Was das für Builder bedeutet
Für Entwickler, die auf öffentlichen Blockchains bauen, stellt ERC-3643 einen Paradigmenwechsel dar: Compliance ist keine Ebene mehr, die außerhalb des Smart Contracts angesiedelt ist – sie ist Teil des Tokens selbst. Dies hat unmittelbare Auswirkungen:
- Token-Emittenten können jurisdiktionsspezifische Regeln durchsetzen, ohne separate Whitelists auf zentralisierten Servern führen zu müssen.

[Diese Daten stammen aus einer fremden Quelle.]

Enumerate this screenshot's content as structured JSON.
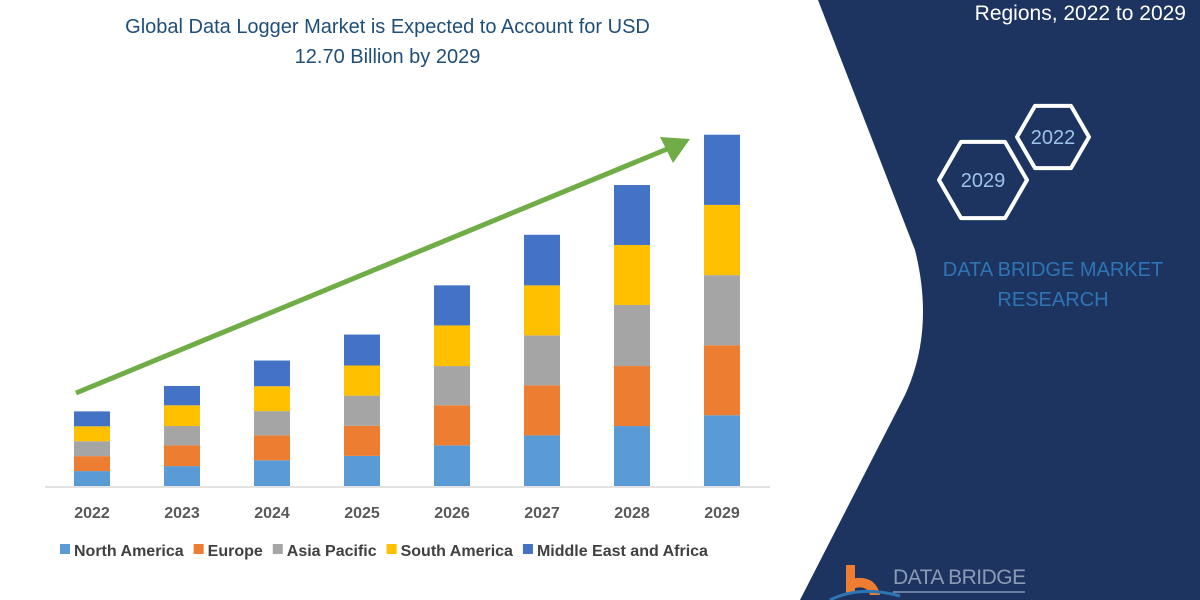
{
  "title_line1": "Global Data Logger Market is Expected to Account for USD",
  "title_line2": "12.70 Billion by 2029",
  "side_panel": {
    "heading": "Regions, 2022 to 2029",
    "hex_labels": [
      "2022",
      "2029"
    ],
    "brand_line1": "DATA BRIDGE MARKET",
    "brand_line2": "RESEARCH",
    "logo_text": "DATA BRIDGE",
    "panel_color": "#1d3461"
  },
  "chart_data": {
    "type": "bar",
    "stacked": true,
    "title": "Global Data Logger Market is Expected to Account for USD 12.70 Billion by 2029",
    "categories": [
      "2022",
      "2023",
      "2024",
      "2025",
      "2026",
      "2027",
      "2028",
      "2029"
    ],
    "series": [
      {
        "name": "North America",
        "color": "#5b9bd5",
        "values": [
          0.54,
          0.72,
          0.93,
          1.09,
          1.47,
          1.83,
          2.17,
          2.56
        ]
      },
      {
        "name": "Europe",
        "color": "#ed7d31",
        "values": [
          0.54,
          0.75,
          0.9,
          1.09,
          1.45,
          1.81,
          2.17,
          2.53
        ]
      },
      {
        "name": "Asia Pacific",
        "color": "#a5a5a5",
        "values": [
          0.54,
          0.7,
          0.88,
          1.09,
          1.42,
          1.81,
          2.21,
          2.54
        ]
      },
      {
        "name": "South America",
        "color": "#ffc000",
        "values": [
          0.54,
          0.75,
          0.9,
          1.09,
          1.47,
          1.81,
          2.17,
          2.54
        ]
      },
      {
        "name": "Middle East and Africa",
        "color": "#4472c4",
        "values": [
          0.54,
          0.7,
          0.93,
          1.12,
          1.45,
          1.83,
          2.17,
          2.54
        ]
      }
    ],
    "unit": "USD Billion",
    "y_axis_shown": false,
    "grid": false,
    "legend_position": "bottom",
    "trend_arrow_color": "#70ad47"
  }
}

- Börsen und Handelsplätze können die Berechtigung von Anlegern auf Protokollebene verifizieren, was den Compliance-Overhead reduziert.
- DeFi-Protokolle, die institutionelle Liquidität erschließen wollen, müssen verstehen, wie Permissioned Token mit erlaubnisfreier Infrastruktur interagieren.
- Identitätsanbieter haben einen wachsenden Markt für die Ausstellung verifizierbarer On-Chain-Ansprüche (Claims).
Die 26 Milliarden US-Dollar, die bereits über ERC-3643 tokenisiert wurden, sind erst der Anfang. Während die ISO-Anerkennung voranschreitet, regulatorische Rahmenbedingungen Gestalt annehmen und institutionelle Allokationen in tokenisierte Vermögenswerte von Pilotbudgets zu Portfolio-Allokationen übergehen, wird die Infrastruktur für konforme On-Chain-Finanzen aufgebaut – ein autorisierter Transfer nach dem anderen.